Queer Eye is now about the journey to self-love. Maybe that is what its showrunners think we need next. First, they attempted to fix how we interact with each other, now we have to learn how to interact with ourselves. A valuable lesson to learn, no doubt, but perhaps not following the format of the show that first captured our love in 2018. Now the show seems to be much more focused on self-love in the same way that self-care has become a trend. Self-care is thought of by many as face masks, candles, and bubble baths, instead of taking active steps to reflect on actions and how to become a more thoughtful, introspective person. And the first episode of Queer Eye: We’re in Japan! gets the superficial self-care treatment: Yoko is taught by the Fab Five that she can love herself, but no real connections are forged between them and Yoko.

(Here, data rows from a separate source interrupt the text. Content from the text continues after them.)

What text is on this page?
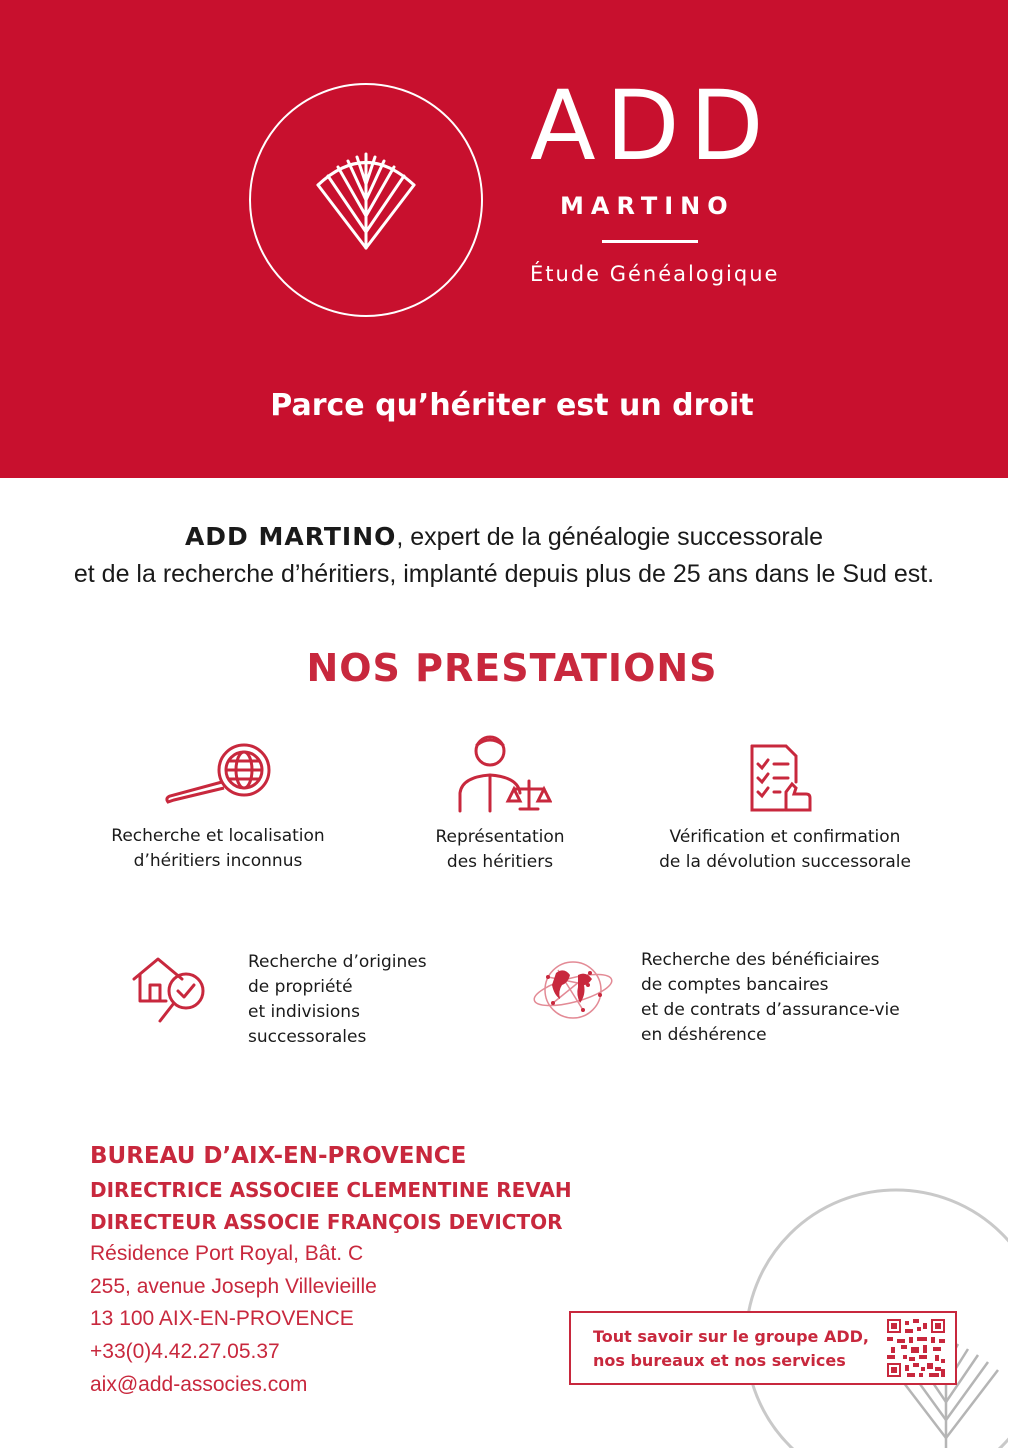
ADD
MARTINO
Étude Généalogique
Parce qu’hériter est un droit
ADD MARTINO, expert de la généalogie successorale
et de la recherche d’héritiers, implanté depuis plus de 25 ans dans le Sud est.
NOS PRESTATIONS
Recherche et localisation
d’héritiers inconnus
Représentation
des héritiers
Vérification et confirmation
de la dévolution successorale
Recherche d’origines
de propriété
et indivisions
successorales
Recherche des bénéficiaires
de comptes bancaires
et de contrats d’assurance-vie
en déshérence
BUREAU D’AIX-EN-PROVENCE
DIRECTRICE ASSOCIEE CLEMENTINE REVAH
DIRECTEUR ASSOCIE FRANÇOIS DEVICTOR
Résidence Port Royal, Bât. C
255, avenue Joseph Villevieille
13 100 AIX-EN-PROVENCE
+33(0)4.42.27.05.37
aix@add-associes.com
Tout savoir sur le groupe ADD,
nos bureaux et nos services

In the time after the Fab Five had left Yoko and watch her reveal and gathering party with her friends and family, we do not even get see if Yoko has deepened her connections with those people in her life. This all makes me wonder if Yoko will return to the person she was before: always giving so much of herself to others that she inevitably lets her own life fall behind again. Had the Fab Five made a deeper personal connection with Yoko, maybe she would have seen that real self-care comes from our interpersonal relationships and interactions with the special people in our lives.